The cell goes quiet. There is no sound in the entire cell block but the constant thumping in my ears from my heart pumping blood.
“Your father is a Starborn,” she says. “He can control the pain he feels. That means you have the same blood flowing through you, which means you have the potential to become a Starborn, too.”
“Would my ability be the same as his?” I ask.
“No,” she says. “At least, it’s not going to be. Yours is going to be entirely different. Soon, you’re going to learn how to look into the past and see it in vivid detail.”
“What? That doesn’t even make any sense. Why would I be able to do that?”
“Because that’s the ability you’re going to need when the time comes for you to have it. That’s how all Starborn powers begin.”
“Please,” I say. “You can’t keep me in the dark.
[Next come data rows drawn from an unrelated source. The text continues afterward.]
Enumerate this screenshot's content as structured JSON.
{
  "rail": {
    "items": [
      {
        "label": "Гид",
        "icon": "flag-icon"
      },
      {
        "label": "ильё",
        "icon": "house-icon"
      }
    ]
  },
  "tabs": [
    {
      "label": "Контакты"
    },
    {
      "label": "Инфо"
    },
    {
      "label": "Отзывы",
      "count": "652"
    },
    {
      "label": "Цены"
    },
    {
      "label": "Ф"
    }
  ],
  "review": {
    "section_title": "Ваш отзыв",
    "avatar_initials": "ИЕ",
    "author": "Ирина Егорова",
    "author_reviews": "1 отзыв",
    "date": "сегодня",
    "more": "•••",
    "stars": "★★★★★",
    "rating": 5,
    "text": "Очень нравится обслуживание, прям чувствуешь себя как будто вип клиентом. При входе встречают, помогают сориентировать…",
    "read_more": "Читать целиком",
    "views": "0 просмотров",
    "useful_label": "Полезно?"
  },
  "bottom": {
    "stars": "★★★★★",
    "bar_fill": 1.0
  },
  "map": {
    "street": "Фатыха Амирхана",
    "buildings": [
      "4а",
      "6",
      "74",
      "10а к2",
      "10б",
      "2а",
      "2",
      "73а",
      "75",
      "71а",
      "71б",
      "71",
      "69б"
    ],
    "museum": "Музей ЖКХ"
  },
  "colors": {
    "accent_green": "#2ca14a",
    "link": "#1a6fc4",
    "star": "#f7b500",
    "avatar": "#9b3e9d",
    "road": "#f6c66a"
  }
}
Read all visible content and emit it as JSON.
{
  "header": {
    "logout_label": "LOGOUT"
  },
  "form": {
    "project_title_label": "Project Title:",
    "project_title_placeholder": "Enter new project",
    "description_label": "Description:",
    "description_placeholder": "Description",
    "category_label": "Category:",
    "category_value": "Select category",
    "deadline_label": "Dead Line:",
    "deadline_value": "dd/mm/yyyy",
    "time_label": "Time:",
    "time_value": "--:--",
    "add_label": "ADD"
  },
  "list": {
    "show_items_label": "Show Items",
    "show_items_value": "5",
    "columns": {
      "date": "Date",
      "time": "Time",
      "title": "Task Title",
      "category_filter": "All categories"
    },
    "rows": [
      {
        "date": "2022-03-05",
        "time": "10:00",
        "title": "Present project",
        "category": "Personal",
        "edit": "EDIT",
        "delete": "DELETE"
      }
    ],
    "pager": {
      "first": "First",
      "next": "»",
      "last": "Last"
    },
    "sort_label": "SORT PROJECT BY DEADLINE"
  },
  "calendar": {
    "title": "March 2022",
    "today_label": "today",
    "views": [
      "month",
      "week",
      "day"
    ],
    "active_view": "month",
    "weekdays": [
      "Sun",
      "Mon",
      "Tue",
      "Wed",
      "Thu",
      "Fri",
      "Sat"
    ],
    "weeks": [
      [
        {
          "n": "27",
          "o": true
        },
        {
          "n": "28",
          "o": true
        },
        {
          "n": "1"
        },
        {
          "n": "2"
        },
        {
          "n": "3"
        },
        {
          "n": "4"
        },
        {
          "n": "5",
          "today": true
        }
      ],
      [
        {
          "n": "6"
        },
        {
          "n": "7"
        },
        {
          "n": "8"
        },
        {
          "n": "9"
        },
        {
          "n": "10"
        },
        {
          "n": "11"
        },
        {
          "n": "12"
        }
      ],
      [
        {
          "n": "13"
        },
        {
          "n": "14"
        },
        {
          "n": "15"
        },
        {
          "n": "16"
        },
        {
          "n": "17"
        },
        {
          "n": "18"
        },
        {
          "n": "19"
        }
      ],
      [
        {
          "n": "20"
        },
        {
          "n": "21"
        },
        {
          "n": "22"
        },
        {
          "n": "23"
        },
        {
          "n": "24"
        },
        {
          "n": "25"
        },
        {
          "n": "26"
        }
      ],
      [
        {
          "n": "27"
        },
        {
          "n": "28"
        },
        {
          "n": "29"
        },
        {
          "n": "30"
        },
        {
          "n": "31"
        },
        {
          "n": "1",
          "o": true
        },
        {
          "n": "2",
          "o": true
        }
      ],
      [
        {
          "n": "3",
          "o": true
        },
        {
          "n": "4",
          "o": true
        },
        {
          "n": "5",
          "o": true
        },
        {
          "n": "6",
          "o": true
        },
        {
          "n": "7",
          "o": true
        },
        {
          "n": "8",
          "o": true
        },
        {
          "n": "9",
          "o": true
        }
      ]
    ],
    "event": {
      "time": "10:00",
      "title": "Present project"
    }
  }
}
You have to tell me how you know all this.”
“I know all this because I am a Starborn.”
I don’t know how to respond to her. I rack my brain trying to think of times she may have used her powers and I just didn’t notice, but nothing comes to mind. Except…
“Do you have mind control?” I ask. “The way you convinced Natasha to let me go. Natasha would have never let someone go, but she listened to you!”
Nine shakes her head. “Natasha listened to me because I intimidate her. She knows I have Warden Black’s ear.”
“About that…” I start, but she holds up a hand.
“You don’t have to know everything right now,” she says. “But I have protection from Holbrook because of Warden Black. That’s how I haven’t been discovered. Holbrook doesn’t even know I’m here. He has no idea that he’s never interviewed prisoner number nine.”
“Because you and Warden Black are lovers?”
Nine’s face turns angry. “To think you might even consider that to be the truth makes me sick.”
“Then what is it?”
“I have Warden Black’s protection because I’ve been here from the beginning. In the beginning, I told him about myself and what I can do.”
“And what is that?” I ask, getting impatient.
Nine looks away from me and through the cell bars, perhaps as unsure of herself as I have been for the last month. “I can see the future,” she says. “And for the first time in five years, I can now introduce myself for who I am. Around other prisoners, you need to call me Nine. But my real name is Waverly.”